LATE OR LONG-TERM COMPLICATIONS FROM GASTRIC BYPASS

Repeated episodes of spasm-like or colicky central abdominal, even if only mild, should raise concern about an “internal hernia”.

The re-arrangement (or “re-plumbing”) of the intestines in the gastric bypass results in the creation of spaces or “defects” in the fatty tissues (mesentery) that tether the intestines within the abdomen. These defects are closed with sutures, during the operation. However, with loss of fat, the defects may open out and loops of intestines can pass through these defects, creating an internal hernia. Such herniation can result in obstruction of blockage of the intestine; however, because of the unique arrangement in a bypass, obstruction may not cause typical symptoms, such as bloating or vomiting. X-rays, including CT scans, often do not pick up an internal hernia and may show normal appearances.

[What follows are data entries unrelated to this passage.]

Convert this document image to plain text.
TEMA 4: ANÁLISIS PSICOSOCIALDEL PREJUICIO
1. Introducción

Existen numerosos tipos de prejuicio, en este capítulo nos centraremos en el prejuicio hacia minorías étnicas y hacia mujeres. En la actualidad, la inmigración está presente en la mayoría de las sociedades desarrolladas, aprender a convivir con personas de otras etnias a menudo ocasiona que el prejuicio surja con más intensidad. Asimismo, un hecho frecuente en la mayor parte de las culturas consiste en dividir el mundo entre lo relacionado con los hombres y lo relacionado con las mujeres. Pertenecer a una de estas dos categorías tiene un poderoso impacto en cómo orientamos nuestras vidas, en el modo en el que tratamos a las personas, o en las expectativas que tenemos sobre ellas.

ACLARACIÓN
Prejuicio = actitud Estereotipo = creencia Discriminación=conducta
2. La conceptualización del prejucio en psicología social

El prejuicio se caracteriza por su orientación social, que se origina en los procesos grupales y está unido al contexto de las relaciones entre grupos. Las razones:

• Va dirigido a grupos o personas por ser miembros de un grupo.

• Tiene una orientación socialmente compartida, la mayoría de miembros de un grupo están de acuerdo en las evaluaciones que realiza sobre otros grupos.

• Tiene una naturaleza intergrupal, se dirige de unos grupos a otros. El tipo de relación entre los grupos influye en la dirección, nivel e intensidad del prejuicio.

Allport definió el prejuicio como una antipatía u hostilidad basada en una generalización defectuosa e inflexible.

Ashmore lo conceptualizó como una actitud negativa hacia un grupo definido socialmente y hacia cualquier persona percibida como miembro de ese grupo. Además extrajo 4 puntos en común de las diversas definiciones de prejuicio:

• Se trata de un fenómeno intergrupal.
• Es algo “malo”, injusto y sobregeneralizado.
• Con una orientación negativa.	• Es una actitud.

A definite diagnosis of an internal hernia is best made by re-laparoscopy and such an operation should not be delayed, despite normal x-rays reports, if abdominal pain persists. The intestines can be restored to their normal position and the defect in the mesentery can be closed by laparoscopic surgery. It is important to repair an internal hernia promptly because delay can lead to “strangulation” (loss of blood supply) of the intestine with potentially serious complications.

Rarely, an ulcer may develop at the site of the join between the stomach pouch and the intestine (called an “anastomotic ulcer”); this could occur months or even years after the operation. The inflammation associated with ulcer may cause narrowing or stenosis of the anastomosis. With proper technique in the creation of the stomach pouch, ulceration is very uncommon. Smoking or regular use of non-steroidal anti-inflammatory drugs (e.g. ibuprofen) increases the risk of ulceration. Ulcers usually heal with medication but, occasionally, re-operation may be required.